You have identified 20 different ways to cut your operating costs to the bare bones. But have you factored in broken bones and other serious farm-related injuries?
If you haven’t, you should, advises one expert.
Farming remains one of the riskiest occupations in the United States, according to Jesse LaPrade, coordinator of the Alabama Cooperative Extension System's farm safety training program. He cites data from the National Institute of Safety and Health, which reveal that some 20 percent of farms across the United States experience at least one injury each year that results in at least one lost work day and that also requires professional medical attention.
Roughly 2 percent of all farm injuries nationwide results in permanent disabilities that can cost thousands of dollars to treat and can result in years of lost income to the victim, he says.
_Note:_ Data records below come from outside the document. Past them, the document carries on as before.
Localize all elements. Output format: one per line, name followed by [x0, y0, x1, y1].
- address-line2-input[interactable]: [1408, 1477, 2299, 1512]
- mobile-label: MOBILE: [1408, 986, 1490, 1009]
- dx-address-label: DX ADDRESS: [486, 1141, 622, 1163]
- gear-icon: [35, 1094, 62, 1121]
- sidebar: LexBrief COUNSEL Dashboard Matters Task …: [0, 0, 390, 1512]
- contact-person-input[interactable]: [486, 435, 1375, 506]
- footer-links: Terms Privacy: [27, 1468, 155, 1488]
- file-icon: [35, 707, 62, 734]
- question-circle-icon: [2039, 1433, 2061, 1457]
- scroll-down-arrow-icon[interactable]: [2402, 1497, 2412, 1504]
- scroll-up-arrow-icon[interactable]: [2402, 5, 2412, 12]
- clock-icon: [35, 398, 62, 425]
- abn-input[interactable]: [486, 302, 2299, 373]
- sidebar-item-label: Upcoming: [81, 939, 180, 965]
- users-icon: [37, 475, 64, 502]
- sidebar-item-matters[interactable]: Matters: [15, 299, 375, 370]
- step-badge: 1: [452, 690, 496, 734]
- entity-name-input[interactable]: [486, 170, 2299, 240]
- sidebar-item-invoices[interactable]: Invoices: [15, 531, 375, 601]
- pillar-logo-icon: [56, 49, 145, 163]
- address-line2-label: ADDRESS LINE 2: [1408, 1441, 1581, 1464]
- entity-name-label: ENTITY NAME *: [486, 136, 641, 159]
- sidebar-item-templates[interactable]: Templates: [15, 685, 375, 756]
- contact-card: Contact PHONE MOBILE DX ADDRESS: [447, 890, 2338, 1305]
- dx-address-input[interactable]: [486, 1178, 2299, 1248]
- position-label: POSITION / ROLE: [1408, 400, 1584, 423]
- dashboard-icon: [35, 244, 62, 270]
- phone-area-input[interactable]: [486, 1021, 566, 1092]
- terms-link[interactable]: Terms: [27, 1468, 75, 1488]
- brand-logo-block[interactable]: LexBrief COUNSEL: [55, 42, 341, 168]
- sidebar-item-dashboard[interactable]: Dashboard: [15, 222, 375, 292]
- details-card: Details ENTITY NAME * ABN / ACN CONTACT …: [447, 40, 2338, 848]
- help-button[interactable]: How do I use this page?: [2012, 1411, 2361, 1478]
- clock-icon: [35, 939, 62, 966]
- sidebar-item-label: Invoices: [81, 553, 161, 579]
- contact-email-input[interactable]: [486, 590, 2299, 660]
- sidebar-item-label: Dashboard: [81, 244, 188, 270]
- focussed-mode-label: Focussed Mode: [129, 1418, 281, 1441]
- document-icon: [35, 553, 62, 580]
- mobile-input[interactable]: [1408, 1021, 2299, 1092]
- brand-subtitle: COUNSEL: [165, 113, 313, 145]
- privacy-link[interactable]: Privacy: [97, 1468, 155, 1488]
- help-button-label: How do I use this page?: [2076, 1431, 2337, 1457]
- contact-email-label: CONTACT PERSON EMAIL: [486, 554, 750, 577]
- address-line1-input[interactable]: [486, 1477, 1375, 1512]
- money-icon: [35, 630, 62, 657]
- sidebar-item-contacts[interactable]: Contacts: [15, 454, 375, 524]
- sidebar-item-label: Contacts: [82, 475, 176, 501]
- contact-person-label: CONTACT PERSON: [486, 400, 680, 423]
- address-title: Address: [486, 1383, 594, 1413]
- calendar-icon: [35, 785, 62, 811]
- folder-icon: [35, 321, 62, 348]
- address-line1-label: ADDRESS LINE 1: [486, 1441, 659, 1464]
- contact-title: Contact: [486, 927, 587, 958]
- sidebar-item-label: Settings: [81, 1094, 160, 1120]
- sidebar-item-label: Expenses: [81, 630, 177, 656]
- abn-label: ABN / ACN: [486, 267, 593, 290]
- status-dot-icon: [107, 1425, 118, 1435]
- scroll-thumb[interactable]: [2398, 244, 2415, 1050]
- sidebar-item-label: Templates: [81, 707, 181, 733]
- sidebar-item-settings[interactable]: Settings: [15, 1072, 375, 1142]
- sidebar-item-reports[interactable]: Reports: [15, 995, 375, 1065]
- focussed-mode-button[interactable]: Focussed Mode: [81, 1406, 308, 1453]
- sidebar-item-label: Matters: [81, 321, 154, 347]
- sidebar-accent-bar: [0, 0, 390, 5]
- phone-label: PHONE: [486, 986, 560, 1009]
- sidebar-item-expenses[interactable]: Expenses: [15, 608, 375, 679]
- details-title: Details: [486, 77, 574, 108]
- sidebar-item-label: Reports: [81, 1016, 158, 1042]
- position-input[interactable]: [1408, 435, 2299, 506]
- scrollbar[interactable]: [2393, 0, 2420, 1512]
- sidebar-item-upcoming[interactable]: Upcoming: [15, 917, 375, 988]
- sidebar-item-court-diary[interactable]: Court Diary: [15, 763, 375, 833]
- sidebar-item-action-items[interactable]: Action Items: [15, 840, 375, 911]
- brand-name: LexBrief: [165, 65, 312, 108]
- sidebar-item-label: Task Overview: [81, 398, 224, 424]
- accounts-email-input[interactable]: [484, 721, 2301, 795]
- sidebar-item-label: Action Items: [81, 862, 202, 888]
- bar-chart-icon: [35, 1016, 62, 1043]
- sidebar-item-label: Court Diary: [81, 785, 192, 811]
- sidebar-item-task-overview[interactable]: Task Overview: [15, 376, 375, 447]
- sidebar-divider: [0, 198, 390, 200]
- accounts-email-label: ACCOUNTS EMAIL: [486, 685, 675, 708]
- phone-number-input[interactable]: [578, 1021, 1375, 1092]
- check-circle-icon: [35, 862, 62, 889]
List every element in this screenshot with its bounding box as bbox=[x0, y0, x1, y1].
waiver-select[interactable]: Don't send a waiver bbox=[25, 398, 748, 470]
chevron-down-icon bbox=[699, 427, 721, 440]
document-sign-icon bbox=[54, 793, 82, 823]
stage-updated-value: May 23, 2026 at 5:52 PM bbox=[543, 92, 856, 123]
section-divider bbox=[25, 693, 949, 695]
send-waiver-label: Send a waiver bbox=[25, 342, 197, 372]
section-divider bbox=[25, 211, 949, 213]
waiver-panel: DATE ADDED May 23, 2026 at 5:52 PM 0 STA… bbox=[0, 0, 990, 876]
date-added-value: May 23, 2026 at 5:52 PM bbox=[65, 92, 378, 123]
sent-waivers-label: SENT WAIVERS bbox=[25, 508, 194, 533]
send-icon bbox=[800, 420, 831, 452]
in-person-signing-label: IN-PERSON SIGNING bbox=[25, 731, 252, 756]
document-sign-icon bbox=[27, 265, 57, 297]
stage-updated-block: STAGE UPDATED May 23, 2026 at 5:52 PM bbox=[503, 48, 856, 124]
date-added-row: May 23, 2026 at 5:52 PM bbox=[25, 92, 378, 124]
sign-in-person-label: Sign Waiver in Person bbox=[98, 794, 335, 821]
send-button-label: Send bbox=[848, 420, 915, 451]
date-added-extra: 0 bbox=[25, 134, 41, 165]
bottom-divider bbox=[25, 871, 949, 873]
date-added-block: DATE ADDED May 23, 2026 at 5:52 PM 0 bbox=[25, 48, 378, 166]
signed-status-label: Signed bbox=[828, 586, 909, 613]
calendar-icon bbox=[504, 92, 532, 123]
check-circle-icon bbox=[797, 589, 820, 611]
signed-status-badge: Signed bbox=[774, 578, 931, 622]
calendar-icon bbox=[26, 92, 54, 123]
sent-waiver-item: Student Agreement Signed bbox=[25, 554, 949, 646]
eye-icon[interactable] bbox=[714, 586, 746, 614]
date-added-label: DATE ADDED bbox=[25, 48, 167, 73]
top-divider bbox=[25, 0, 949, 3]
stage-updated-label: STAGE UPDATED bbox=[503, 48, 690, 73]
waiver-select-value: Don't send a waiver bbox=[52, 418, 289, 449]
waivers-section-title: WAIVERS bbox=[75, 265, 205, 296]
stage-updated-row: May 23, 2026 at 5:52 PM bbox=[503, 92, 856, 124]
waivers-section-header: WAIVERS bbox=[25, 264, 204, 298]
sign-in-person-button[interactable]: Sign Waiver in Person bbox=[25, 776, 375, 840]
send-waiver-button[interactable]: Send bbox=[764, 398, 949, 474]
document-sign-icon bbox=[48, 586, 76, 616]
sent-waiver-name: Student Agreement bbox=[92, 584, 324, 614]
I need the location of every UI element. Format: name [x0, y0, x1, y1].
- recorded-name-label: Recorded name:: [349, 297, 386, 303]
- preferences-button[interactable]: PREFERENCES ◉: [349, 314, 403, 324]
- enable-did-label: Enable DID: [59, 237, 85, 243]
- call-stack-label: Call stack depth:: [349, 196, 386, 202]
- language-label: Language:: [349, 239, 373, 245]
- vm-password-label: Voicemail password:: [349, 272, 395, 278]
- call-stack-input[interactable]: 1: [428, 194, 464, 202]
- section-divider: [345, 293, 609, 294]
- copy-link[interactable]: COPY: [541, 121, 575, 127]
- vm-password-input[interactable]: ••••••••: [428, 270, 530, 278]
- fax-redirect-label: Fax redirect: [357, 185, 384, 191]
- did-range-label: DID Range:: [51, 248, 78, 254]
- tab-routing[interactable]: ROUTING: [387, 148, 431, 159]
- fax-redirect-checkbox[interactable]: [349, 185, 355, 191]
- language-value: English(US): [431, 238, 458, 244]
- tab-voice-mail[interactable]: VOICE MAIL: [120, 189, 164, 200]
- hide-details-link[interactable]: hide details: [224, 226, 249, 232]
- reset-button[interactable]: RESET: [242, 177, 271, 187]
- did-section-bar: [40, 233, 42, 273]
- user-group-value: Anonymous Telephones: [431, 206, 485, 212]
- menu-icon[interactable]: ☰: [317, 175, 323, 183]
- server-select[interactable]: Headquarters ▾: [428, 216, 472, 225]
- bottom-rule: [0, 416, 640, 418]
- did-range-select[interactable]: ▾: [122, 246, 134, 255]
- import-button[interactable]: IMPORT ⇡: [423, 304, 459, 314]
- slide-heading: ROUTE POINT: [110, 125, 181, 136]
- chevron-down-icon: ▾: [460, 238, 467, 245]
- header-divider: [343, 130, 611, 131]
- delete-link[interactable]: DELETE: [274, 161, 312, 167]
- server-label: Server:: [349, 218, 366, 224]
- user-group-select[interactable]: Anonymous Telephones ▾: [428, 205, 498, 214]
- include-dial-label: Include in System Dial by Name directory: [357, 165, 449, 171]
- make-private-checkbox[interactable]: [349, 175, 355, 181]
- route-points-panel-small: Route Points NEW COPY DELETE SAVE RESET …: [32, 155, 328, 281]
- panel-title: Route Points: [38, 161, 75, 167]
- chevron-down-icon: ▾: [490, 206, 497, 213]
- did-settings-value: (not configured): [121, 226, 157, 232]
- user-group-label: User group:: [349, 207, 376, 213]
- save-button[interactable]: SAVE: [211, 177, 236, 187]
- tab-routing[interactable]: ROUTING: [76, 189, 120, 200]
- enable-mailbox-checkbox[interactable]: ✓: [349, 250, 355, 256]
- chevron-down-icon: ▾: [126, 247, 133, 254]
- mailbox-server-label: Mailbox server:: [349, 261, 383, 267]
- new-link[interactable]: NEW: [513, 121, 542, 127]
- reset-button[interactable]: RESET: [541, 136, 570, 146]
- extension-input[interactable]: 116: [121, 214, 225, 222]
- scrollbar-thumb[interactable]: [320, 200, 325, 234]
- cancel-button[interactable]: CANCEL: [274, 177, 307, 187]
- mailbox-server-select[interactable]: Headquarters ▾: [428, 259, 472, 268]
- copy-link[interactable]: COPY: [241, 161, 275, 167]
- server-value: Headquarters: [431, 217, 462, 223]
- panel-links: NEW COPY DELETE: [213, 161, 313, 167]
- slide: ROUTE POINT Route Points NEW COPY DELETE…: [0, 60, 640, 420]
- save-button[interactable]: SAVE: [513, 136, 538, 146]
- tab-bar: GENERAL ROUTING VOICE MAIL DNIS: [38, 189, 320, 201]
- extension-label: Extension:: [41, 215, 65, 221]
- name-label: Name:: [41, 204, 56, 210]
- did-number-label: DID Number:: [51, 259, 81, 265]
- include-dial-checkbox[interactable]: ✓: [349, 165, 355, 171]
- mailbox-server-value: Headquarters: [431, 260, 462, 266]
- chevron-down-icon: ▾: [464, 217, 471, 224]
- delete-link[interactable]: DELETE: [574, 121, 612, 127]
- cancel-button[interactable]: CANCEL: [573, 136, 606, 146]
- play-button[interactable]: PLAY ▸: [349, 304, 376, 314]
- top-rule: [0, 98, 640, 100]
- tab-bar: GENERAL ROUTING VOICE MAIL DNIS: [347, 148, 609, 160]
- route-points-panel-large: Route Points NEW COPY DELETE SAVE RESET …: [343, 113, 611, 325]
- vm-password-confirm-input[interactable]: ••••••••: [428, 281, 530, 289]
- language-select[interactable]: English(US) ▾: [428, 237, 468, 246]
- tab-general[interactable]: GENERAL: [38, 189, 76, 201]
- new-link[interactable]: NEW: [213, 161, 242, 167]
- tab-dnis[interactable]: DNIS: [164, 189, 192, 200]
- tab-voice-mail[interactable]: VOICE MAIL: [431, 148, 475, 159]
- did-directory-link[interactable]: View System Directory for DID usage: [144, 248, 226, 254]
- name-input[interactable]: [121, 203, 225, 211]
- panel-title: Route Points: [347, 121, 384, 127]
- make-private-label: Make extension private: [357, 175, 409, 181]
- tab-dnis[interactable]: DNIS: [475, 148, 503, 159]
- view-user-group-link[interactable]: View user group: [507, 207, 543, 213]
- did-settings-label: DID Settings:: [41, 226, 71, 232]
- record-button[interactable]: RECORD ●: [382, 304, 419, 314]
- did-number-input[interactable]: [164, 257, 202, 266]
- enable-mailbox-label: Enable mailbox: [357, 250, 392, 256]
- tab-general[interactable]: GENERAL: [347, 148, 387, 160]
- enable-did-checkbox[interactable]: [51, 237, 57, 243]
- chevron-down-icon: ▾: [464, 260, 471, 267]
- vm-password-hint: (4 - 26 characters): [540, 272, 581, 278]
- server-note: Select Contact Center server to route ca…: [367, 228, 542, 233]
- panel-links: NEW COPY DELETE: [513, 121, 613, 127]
These sobering statistics are the reason why every farm operator should provide safety training on a regular basis for all their employees, LaPrade says.
Indeed, at a time when farmers are more preoccupied than ever with reducing operating costs, this is one of the biggest factors that should be considered, he says.
“Many farm safety experts maintain there is virtually no such thing as an accident — practically all injuries can be prevented,” LaPrade says.
He says the biggest risks to farmers typically follow periods when farm workers are up against deadlines, such as harvesting ahead of an approaching storm.
“That’s when things can happen, whether it’s driving the harvester down the highway from field to field or trying to do three things at once,” he says.
To reduce these risks, LaPrade says farmers should work out a detailed schedule for harvesting and other critical chores far in advance of these severe weather conditions and other emergencies.
“That's one thing they can do, even if they don't study any of the do's and don'ts of farm safety,” he says.
“Don't ever let yourself get into a situation where you’re too pushed to get everything done.”
LaPrade cites statistics showing that the largest number of farm-related injuries throughout the state typically occur during harvest.
LaPrade has developed a Farm Safety Training Web site: http://www.aces.edu/farmsafety.
The site features two publications LaPrade considers must reads: Alabama Extension publication ANR-1260, "Safe Tractor Operation;" and ANR-1262, "Hazards of the PTO (Power Takeoff) on Farm Tractors."
The Web site also features a wide array of other materials farmers can use to develop their own farm safety management plan and to train their workers.
“Safety knowledge isn’t something we have to figure out on our own — it’s readily available on this Web site and other similar sites and free of cost,” LaPrade says.
He says farmers also would do well to remember the old adage that “knowledge is money in the bank.”
“It certainly applies here in terms of learning ways to work safer and living a healthier life free from farm-related injuries,” LaPrade says.